Clare's nervousness gradually subsided, and she lapsed into a low-voiced
mood which seemed like an answer to his secret thought. But she did not
sound the personal note, and they chatted quietly of commonplace things:
of the dinner-dance at which they were presently to meet, of the
costume she had chosen for the Driscoll fancy-ball, the recurring
rumours of old Driscoll's financial embarrassment, and the mysterious
personality of Elmer Moffatt, on whose movements Wall Street was
beginning to fix a fascinated eye.

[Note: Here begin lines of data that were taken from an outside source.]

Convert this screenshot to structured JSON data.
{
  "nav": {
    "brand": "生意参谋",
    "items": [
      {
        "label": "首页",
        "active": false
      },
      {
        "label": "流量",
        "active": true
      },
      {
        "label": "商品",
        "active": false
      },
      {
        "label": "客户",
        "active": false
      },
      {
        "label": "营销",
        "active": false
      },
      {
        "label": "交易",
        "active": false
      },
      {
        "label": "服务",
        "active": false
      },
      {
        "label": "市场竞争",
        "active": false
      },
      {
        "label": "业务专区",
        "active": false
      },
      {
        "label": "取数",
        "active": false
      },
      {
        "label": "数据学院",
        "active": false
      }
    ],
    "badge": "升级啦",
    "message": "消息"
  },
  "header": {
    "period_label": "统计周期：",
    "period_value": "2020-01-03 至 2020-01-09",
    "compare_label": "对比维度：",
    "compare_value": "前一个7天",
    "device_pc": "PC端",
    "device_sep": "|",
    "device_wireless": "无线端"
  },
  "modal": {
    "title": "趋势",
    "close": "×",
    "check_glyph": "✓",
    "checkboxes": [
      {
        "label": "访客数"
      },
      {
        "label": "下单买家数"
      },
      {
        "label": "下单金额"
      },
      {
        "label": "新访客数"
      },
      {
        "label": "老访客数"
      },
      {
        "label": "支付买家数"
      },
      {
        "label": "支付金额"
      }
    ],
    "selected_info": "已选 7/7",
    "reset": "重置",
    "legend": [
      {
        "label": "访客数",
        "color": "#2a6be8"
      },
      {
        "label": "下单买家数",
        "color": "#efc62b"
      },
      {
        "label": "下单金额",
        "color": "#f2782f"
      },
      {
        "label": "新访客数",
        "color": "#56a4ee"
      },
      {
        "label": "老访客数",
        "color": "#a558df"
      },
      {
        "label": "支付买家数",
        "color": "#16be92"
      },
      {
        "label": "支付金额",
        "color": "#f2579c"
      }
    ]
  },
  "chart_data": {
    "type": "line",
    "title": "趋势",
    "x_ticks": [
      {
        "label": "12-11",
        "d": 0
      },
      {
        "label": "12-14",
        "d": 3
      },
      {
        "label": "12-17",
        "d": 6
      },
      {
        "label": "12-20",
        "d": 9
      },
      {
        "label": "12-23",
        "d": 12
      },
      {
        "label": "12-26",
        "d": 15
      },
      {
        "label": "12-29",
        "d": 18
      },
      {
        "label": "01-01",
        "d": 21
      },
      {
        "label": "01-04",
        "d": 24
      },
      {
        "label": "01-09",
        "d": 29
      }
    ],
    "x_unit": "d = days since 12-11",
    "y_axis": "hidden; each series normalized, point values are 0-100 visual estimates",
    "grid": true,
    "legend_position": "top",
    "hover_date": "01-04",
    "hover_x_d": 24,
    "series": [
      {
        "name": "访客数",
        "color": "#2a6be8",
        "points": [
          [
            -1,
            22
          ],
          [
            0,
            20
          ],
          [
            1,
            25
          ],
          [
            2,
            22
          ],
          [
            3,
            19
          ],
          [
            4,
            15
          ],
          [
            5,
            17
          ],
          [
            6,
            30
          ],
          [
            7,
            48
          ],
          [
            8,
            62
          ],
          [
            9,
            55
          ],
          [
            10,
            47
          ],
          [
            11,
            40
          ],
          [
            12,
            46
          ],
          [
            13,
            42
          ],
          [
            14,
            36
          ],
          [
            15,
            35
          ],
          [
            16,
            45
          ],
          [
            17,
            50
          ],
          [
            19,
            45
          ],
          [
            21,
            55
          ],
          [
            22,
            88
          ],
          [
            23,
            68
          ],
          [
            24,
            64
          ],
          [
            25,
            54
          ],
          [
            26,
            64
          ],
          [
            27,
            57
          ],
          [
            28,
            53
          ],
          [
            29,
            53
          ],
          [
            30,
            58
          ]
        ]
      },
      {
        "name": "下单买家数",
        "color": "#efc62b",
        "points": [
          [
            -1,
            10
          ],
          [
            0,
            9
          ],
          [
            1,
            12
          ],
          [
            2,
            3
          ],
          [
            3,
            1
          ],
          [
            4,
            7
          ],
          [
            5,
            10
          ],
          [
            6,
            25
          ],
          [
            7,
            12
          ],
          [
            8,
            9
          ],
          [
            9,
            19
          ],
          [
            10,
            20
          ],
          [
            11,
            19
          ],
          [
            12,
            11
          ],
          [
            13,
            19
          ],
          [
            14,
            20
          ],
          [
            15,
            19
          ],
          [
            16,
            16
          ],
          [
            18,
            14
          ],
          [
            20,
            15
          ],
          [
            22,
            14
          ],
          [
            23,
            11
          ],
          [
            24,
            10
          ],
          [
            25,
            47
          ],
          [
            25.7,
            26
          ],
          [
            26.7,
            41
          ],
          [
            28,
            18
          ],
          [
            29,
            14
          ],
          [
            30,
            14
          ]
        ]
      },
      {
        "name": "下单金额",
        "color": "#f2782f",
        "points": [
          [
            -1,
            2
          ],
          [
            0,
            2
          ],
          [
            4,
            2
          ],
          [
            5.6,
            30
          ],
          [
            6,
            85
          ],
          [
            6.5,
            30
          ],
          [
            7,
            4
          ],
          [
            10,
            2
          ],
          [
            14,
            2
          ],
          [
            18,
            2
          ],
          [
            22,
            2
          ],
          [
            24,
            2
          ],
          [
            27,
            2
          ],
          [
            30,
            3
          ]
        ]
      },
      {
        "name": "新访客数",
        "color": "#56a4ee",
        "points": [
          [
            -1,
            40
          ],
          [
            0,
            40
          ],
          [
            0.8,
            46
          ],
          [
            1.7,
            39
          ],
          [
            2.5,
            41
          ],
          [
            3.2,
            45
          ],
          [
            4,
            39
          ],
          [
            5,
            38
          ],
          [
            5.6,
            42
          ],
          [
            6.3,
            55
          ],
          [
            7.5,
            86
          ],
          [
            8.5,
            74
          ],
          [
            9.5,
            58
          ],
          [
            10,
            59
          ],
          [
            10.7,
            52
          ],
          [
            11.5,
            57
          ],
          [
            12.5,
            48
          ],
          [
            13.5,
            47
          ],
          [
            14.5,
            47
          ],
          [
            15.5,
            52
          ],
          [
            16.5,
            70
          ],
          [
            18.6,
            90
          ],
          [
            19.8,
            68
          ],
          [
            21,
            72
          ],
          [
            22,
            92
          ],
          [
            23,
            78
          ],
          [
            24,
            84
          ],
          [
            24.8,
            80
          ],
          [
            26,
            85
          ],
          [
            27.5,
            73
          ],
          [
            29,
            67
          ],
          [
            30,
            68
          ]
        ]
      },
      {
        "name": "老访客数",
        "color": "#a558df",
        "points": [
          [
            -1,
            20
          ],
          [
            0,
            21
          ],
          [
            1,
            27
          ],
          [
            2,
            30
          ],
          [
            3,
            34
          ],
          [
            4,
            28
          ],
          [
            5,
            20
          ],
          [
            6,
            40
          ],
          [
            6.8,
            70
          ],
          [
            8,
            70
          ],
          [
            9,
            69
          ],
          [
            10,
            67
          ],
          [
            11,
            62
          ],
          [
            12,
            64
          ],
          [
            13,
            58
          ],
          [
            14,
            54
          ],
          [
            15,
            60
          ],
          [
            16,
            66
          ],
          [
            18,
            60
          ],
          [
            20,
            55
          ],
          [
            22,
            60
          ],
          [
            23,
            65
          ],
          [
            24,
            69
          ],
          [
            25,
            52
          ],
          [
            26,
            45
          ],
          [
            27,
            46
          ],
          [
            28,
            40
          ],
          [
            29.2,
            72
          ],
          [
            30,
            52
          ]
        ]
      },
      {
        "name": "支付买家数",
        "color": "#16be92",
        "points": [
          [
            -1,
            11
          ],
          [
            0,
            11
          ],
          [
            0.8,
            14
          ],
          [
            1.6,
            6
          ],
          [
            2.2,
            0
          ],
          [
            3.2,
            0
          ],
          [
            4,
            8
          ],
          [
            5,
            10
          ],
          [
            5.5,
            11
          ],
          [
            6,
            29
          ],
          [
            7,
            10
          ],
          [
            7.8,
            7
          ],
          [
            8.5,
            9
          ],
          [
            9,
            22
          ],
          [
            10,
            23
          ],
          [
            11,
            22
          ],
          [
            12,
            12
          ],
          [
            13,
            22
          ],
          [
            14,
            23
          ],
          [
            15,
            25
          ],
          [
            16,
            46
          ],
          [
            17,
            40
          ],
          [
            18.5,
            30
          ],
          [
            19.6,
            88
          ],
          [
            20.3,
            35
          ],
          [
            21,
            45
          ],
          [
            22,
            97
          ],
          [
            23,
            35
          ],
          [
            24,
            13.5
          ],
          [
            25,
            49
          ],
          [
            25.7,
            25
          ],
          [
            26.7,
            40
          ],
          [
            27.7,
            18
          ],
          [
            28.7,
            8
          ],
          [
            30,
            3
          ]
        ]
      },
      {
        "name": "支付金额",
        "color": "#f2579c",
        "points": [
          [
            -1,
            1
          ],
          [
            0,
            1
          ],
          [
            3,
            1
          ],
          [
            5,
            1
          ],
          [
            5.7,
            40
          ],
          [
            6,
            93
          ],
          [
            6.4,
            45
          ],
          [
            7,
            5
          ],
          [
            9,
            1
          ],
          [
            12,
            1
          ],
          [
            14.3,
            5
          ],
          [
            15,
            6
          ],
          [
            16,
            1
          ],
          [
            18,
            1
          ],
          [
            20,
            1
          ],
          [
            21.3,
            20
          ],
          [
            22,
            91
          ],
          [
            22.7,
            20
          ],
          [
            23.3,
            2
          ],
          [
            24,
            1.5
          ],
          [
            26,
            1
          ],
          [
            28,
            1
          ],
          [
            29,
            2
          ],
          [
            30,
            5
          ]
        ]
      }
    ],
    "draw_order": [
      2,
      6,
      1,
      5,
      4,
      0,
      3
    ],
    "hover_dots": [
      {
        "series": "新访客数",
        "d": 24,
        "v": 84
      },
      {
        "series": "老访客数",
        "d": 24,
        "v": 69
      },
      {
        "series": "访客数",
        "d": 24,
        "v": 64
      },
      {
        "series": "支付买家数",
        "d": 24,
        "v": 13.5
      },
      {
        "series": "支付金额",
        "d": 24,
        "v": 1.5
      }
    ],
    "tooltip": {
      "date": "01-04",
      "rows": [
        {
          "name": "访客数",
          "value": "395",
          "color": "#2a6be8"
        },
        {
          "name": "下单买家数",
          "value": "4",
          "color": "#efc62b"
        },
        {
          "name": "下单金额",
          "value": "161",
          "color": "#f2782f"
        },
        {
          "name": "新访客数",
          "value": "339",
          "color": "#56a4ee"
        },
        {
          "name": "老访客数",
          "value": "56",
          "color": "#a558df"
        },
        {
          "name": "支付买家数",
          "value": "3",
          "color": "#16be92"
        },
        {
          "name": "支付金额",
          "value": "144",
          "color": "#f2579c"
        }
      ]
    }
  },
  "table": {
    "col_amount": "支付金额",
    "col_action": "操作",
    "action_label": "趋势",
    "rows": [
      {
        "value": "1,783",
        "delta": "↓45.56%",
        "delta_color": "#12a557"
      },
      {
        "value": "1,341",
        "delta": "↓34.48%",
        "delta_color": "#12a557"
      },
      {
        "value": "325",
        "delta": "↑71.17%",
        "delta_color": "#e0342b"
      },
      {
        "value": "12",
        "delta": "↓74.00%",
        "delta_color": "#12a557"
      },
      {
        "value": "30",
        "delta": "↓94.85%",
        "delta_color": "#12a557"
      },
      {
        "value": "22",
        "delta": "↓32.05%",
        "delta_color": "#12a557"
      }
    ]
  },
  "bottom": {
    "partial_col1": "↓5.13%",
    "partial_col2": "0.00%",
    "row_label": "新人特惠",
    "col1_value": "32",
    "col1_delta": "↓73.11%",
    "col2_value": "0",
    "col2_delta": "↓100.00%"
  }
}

When Ralph, the year after his
marriage, had renounced his profession to go into partnership with a
firm of real-estate agents, he had come in contact for the first time
with the drama of "business," and whenever he could turn his attention
from his own tasks he found a certain interest in watching the fierce
interplay of its forces. In the down-town world he had heard things
of Moffatt that seemed to single him out from the common herd of
money-makers: anecdotes of his coolness, his lazy good-temper, the
humorous detachment he preserved in the heat of conflicting interests;
and his figure was enlarged by the mystery that hung about it--the fact
that no one seemed to know whence he came, or how he had acquired the
information which, for the moment, was making him so formidable. "I
should like to see him," Ralph said; "he must be a good specimen of the
one of the few picturesque types we've got."
"Yes--it might be amusing to fish him out; but the most picturesque
types in Wall Street are generally the tamest in a drawing-room.